Jangan pernah merasa sungkan untuk meminta bantuan. Staf hotel, pemandu wisata, atau bahkan penduduk lokal sering kali dengan senang hati memberikan petunjuk arah, merekomendasikan kafe yang nyaman, atau memperingatkan Anda tentang tempat-tempat yang sebaiknya dihindari. Interaksi manusiawi seperti ini sering kali menjadi bagian paling berkesan dari sebuah perjalanan.

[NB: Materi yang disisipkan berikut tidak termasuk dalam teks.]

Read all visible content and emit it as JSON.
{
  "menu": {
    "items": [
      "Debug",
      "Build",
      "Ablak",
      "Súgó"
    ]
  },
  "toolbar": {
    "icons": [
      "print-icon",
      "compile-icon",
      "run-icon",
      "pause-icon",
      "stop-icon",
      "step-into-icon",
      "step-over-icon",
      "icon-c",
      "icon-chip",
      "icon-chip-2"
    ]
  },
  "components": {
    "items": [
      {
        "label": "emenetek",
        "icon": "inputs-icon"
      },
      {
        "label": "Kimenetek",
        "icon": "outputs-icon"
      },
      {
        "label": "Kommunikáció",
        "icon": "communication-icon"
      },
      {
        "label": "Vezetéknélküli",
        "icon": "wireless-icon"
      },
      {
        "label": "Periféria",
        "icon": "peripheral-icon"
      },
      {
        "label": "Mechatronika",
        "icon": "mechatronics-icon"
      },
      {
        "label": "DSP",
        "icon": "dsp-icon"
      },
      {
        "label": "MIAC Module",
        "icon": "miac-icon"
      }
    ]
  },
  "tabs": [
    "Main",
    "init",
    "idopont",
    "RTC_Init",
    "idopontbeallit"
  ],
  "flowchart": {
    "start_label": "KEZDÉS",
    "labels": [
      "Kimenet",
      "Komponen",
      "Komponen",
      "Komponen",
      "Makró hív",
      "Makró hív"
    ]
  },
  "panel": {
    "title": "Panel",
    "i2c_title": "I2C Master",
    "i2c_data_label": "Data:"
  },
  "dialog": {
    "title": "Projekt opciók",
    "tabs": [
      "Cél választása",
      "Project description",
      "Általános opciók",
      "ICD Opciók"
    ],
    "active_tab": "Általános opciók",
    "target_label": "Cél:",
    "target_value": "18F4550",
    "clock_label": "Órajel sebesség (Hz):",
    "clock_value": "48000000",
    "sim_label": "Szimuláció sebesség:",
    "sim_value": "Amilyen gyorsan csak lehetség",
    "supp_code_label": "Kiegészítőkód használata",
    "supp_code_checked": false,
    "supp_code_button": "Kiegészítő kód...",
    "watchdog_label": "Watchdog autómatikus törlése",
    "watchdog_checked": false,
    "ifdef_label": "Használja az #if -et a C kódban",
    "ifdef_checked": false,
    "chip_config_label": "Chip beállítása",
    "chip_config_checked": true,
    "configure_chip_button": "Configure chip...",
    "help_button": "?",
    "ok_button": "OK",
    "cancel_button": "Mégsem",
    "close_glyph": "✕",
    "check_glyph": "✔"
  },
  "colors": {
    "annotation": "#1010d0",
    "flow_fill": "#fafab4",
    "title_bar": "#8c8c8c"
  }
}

Media sosial dan forum khusus solo travel bukan hanya tempat untuk mencari teman perjalanan, tetapi juga sumber dukungan yang luar biasa. Anda bisa mengajukan pertanyaan, mendapatkan saran praktis, atau sekadar membaca pengalaman orang lain. Mengetahui bahwa banyak orang dari berbagai latar belakang berhasil melakukan perjalanan solo akan memperkuat keyakinan bahwa Anda pun bisa melakukannya.
Salah satu saran yang sederhana namun krusial adalah mendokumentasikan kesan-kesan Anda. Baik melalui buku harian, blog, atau sekadar catatan suara rutin, dokumentasi ini membantu Anda tidak hanya untuk menyimpan kenangan, tetapi juga untuk menyadari bagaimana perjalanan tersebut telah mengubah cara pandang dan karakter Anda secara mendalam.
Solo travel kini telah menjadi norma baru dalam gaya hidup modern. Ini lebih dari sekadar tren atau format yang nyaman bagi orang-orang sibuk; ini adalah cara baru dalam memandang perjalanan. Perjalanan bukan lagi kewajiban untuk dilakukan bersama-sama, melainkan pengalaman pribadi di mana Anda menjadi tokoh utamanya. Dengan persiapan yang matang, rasa ingin tahu akan mengalahkan rasa takut, memungkinkan Anda menikmati setiap momen berharga meskipun sedang sendirian.